High-throughput data collection technologies are becoming increasingly common in many fields, especially in biomedical applications involving single cell data genomics and transcriptomics. These introduce a rising need for exploratory analysis to reveal and understand hidden structure in the collected (high-dimensional) Big Data. A crucial aspect in such analysis is the separation of intrinsic data geometry from data distribution, as (a) the latter is typically biased by collection artifacts and data availability, and (b) rare subpopulations and sparse transitions between meta-stable states are often of great interest in biomedical data analysis. In this talk, I will show several tools that leverage manifold learning, graph signal processing, and harmonic analysis for biomedical (in particular, genomic/proteomic) data exploration, with emphasis on visualization, and nonlinear feature extraction, and multiresolution analysis. A common thread in the presented tools is the construction of a data-driven diffusion geometry that both captures intrinsic structure in data and provides a generalization of Fourier harmonics on it. These, in turn, are used to process data features along the data geometry for multiple purposes, including preprocessing of single cell data and enabling batch-level geometric exploration, e.g., over and between medical conditions, health states, and drug reactions.
• John Lagergren (Oak Ridge National Laboratory, United States)
  "Data-driven network analysis detects longitudinal environmental changes with impacts on food, energy, and pandemics"

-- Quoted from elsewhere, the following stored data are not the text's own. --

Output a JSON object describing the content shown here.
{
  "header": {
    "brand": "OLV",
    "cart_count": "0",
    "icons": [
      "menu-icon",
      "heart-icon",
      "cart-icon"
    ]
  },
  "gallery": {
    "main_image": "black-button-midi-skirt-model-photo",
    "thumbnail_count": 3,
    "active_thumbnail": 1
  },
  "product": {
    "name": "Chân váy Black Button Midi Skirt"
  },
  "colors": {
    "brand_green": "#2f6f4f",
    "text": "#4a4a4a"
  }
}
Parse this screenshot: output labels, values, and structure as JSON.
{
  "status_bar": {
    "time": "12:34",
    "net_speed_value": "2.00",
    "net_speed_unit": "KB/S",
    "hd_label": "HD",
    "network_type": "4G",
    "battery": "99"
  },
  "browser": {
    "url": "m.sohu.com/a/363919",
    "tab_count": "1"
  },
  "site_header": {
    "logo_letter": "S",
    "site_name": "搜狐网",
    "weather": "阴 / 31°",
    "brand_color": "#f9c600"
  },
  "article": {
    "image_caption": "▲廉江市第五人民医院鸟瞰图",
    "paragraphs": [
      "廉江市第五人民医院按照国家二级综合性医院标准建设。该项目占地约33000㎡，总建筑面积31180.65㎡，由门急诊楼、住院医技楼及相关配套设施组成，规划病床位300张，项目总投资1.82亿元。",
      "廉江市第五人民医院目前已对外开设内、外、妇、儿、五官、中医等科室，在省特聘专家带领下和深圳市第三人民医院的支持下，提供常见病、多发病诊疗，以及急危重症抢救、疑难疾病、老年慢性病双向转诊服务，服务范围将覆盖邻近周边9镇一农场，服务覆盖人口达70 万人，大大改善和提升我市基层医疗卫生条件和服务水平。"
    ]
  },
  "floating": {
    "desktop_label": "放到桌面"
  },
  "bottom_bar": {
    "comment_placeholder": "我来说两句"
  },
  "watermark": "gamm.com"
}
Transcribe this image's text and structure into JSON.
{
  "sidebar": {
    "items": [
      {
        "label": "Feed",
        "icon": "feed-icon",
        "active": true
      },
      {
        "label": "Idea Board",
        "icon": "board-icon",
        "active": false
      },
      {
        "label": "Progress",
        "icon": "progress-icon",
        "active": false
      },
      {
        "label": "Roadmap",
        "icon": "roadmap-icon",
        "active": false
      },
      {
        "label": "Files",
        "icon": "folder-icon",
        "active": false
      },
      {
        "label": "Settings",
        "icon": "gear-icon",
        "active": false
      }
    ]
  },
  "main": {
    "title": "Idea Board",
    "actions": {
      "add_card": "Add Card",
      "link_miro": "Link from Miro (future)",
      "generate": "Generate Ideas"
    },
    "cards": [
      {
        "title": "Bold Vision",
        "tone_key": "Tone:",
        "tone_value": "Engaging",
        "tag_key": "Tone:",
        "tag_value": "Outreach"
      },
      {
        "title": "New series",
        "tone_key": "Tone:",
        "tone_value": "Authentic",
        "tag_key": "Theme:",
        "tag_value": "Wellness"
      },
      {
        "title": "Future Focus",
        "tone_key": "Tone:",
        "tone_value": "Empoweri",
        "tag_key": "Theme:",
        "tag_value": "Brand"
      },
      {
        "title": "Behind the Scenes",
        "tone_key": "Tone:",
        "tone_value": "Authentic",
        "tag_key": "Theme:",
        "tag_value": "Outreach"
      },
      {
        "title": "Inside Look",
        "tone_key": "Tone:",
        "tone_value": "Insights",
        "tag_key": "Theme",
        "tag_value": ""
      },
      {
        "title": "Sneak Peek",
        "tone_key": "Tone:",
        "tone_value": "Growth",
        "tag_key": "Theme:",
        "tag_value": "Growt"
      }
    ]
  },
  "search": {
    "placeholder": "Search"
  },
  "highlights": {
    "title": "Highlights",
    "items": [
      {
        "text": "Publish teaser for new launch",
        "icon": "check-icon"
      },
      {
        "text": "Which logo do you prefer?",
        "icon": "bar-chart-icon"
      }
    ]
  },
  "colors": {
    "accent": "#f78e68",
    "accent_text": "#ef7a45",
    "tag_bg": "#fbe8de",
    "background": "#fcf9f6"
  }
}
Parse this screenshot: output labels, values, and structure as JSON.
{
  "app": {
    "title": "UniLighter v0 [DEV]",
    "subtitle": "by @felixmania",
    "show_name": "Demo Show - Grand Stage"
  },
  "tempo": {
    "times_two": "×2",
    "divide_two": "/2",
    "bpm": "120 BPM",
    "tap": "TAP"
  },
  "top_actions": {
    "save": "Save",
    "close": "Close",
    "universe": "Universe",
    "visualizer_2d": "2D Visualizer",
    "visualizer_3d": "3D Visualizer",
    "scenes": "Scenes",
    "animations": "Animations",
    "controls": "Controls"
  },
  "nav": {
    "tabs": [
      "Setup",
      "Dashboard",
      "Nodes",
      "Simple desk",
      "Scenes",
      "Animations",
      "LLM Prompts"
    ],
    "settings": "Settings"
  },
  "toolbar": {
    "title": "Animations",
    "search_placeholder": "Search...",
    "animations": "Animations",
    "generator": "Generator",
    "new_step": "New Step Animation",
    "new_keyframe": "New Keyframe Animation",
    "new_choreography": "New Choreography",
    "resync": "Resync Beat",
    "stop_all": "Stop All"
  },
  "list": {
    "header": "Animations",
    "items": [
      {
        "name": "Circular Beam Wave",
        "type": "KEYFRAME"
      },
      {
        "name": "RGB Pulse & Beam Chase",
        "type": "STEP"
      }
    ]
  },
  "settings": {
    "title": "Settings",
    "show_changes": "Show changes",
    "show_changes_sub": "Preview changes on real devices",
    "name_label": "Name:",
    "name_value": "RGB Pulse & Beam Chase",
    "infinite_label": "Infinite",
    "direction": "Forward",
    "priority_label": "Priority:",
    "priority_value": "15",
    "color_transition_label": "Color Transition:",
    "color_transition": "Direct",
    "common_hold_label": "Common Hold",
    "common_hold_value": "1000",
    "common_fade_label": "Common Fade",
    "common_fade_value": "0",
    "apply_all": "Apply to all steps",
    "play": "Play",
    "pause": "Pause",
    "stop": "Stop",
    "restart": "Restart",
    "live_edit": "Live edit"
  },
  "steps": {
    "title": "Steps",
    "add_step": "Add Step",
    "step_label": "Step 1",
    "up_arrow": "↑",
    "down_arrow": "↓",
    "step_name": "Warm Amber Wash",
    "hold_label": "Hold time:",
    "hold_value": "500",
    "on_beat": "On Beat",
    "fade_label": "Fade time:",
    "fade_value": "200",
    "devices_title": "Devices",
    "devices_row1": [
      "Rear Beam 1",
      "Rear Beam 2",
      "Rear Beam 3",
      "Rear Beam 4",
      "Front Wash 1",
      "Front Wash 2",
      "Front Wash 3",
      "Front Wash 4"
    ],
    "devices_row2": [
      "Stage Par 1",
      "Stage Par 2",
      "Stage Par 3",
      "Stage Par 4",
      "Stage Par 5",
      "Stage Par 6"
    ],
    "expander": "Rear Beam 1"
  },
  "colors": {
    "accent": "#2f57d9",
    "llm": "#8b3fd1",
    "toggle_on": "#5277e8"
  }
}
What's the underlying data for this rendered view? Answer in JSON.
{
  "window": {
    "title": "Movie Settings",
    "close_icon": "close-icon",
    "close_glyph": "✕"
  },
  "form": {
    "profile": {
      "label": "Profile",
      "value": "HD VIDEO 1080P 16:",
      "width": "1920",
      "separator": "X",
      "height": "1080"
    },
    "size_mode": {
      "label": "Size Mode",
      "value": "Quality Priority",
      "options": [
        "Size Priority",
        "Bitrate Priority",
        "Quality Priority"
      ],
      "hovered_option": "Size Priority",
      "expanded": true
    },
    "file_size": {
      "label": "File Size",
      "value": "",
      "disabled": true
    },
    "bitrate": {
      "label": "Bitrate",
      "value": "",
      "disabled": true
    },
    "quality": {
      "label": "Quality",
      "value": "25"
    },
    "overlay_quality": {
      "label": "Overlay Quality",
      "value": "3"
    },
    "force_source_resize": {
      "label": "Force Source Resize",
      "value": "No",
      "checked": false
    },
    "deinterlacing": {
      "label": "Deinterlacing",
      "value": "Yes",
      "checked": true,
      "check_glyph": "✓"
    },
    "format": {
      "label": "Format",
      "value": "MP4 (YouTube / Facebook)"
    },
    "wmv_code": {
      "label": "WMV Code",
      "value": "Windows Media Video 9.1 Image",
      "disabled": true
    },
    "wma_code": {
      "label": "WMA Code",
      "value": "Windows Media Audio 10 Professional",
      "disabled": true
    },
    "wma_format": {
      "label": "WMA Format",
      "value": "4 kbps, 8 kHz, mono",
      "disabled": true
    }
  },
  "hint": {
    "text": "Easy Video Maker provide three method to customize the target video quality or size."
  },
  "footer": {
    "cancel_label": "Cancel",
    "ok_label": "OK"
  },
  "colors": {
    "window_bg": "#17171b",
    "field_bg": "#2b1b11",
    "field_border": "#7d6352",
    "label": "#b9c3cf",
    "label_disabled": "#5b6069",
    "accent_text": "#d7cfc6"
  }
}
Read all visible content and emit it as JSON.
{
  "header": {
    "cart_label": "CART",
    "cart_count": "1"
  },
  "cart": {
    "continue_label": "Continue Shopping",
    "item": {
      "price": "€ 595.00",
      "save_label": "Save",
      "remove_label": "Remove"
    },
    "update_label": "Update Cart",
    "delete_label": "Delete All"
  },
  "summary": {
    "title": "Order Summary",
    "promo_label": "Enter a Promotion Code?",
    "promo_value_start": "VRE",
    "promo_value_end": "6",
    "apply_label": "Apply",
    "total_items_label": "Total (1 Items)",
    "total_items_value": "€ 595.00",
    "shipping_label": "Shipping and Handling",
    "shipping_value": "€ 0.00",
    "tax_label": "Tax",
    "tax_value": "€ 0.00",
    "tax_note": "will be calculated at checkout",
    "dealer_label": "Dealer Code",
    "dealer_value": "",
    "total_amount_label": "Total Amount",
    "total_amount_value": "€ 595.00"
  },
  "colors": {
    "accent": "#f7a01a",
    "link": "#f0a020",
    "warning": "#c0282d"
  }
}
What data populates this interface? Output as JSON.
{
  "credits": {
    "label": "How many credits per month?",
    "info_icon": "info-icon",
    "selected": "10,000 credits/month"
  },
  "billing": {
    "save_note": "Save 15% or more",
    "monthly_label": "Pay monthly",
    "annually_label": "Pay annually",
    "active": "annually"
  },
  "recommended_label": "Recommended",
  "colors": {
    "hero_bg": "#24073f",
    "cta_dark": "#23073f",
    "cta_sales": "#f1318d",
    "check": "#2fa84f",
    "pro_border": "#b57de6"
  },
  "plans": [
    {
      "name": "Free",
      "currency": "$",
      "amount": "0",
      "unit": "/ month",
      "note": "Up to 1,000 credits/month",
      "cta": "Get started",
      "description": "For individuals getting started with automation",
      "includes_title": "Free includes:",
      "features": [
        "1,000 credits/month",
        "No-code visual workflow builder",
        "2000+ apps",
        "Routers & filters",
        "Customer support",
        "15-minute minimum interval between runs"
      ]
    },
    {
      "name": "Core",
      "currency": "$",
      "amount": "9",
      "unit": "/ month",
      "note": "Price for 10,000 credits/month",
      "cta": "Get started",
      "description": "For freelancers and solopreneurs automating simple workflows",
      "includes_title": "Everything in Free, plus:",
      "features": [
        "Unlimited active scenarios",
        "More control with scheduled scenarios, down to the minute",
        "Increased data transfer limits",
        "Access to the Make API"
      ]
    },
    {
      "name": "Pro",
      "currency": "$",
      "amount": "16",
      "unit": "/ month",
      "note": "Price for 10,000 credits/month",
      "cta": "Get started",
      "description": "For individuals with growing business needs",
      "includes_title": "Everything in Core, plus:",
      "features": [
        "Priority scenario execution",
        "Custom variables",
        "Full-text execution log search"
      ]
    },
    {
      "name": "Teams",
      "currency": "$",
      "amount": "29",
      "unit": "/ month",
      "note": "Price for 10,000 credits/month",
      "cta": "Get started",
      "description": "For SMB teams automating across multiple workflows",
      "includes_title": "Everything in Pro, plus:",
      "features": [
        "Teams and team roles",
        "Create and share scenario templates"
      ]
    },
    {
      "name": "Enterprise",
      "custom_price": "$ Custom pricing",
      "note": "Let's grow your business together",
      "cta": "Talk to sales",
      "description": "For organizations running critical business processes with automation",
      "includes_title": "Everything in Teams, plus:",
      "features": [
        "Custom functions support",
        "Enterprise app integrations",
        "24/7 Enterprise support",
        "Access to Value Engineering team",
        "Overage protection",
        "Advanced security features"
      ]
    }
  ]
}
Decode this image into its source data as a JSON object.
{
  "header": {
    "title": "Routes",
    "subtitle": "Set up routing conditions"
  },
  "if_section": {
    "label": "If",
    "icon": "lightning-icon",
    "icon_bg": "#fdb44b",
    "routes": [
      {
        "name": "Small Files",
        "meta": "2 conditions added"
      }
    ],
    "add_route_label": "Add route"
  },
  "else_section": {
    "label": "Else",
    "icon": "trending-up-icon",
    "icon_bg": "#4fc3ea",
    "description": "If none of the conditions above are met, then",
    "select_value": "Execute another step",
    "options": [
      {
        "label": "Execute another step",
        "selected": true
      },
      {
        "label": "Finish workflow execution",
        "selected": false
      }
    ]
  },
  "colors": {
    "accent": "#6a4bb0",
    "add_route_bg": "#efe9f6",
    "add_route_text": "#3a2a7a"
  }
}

To address the needs of a growing human population, which includes the significant expansion of sustainable food and bio-energy production capacities in the context of a changing climate, we develop novel climatype identification methods to predict longitudinal processes relevant to these challenges. In this work, we leverage the DUO algorithm to compute two-way and three-way environmental comparisons at unprecedented scale and accuracy to find high-order relationships between geospatial coordinates with high resolution at global scale. Novel network analysis methods are applied to the series of emergent climatype networks to identify climate zones that share similar environmental relationships and to track how these relationships are changing over time. The methods discussed herein are also applicable to correlation analyses in other diverse fields such as systems biology, ecology, materials science, carbon cycles, biogeochemistry, additive manufacturing, and zoonosis research.